Could the GM role become commonplace in women’s basketball as a result?
“Yes, it will,” Staley responded when asked by Front Office Sports. “It’s necessary. I don’t know if we’ll call it GM, but it will be some of the duties of a GM. It’s a lot of money in the space. … We need somebody singularly focused on that movement and ways in which we need to navigate in that space, so that if we’re here at a Final Four, the GM can be taking care of some of the stuff that we have to take on now.”
Having extra bodies on staff is one remedy to the issue, Staley said, but that costs the program more money—extra money the athletic department might not have. South Carolina is the rare school that spends more on women’s basketball than men’s, spending $11.5 million on Staley’s program in the 2024 fiscal year compared to $9.8 million for the men. The women ran a deficit of about $5.7 million last year, compared to the men, who turned a profit of $3.4 million, according to the Greenville News. (The revenue gap is almost entirely attributable to the difference in the men’s and women’s media-rights deals.)
A small handful of programs, including USC and North Carolina, have women’s-only general managers, but the role’s adoption has been more widespread on the men’s side. A few programs, like Villanova, have hired GMs responsible for both men and women.
A number of men’s programs have hired wealthy NBA alumni in assistant GM roles—hires that usually come with a healthy donation. Steph Curry’s assistant GM job at Davidson—for men and women—came with an “eight-figure” fund, while Trae Young’s Oklahoma gig was paired with $1 million to spend on players.

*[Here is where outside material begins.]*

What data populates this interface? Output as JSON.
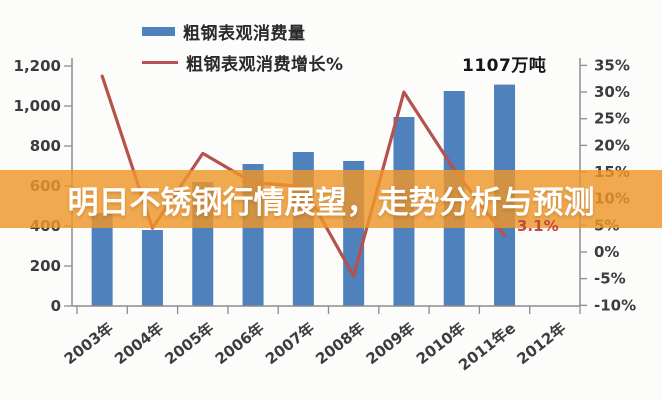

In the meantime, players like South Carolina guard Raven Johnson—who said she’s received a number of texts from peers looking to transfer—are comfortable playing the role of recruiter. She said none of it has distracted from the team’s main goal of returning to the title game Sunday. Still, that hasn’t stopped portal players from getting a word in.
“It’s actually, ‘Good luck! What do you think about this, that, and the third?’” Johnson said to describe some of the texts she’s received from players in the portal over the last 10 days.
Portal Speeds Up Carousel
“There’s two sides to this,” UCLA coach Cori Close said Thursday. “One is what is best for the student-athletes and what is best for our game. The part that concerned me a little bit about the game part is how quickly athletic departments were trying to fill coaching positions so that they had people in place during the transfer portal opening.”
Close considers her program “fortunate” because she doesn’t anticipate having much space on her roster to fill. Naismith Defensive Player of the Year Lauren Betts will return to UCLA for her senior season despite being draft eligible and a top WNBA prospect as a junior.
While Close does have a roster full of returners, she has still had to field calls about the transfer portal in the midst of the program’s first Final Four run.
“‘Are they interested in jobs?’” Close said she’s been asked repeatedly about her staff.
Last year, the portal opened the day after Selection Sunday. In October, the NCAA’s Division I council approved shrinking the 45-day window to just 30 days. For women’s basketball, the window opened March 24 and will close April 23.
Ten days into the portal being open nearly 1,800 players had entered, according to CBS Sports. One of them is Notre Dame guard Olivia Miles, who had been projected as a possible top-three pick in this month’s WNBA draft.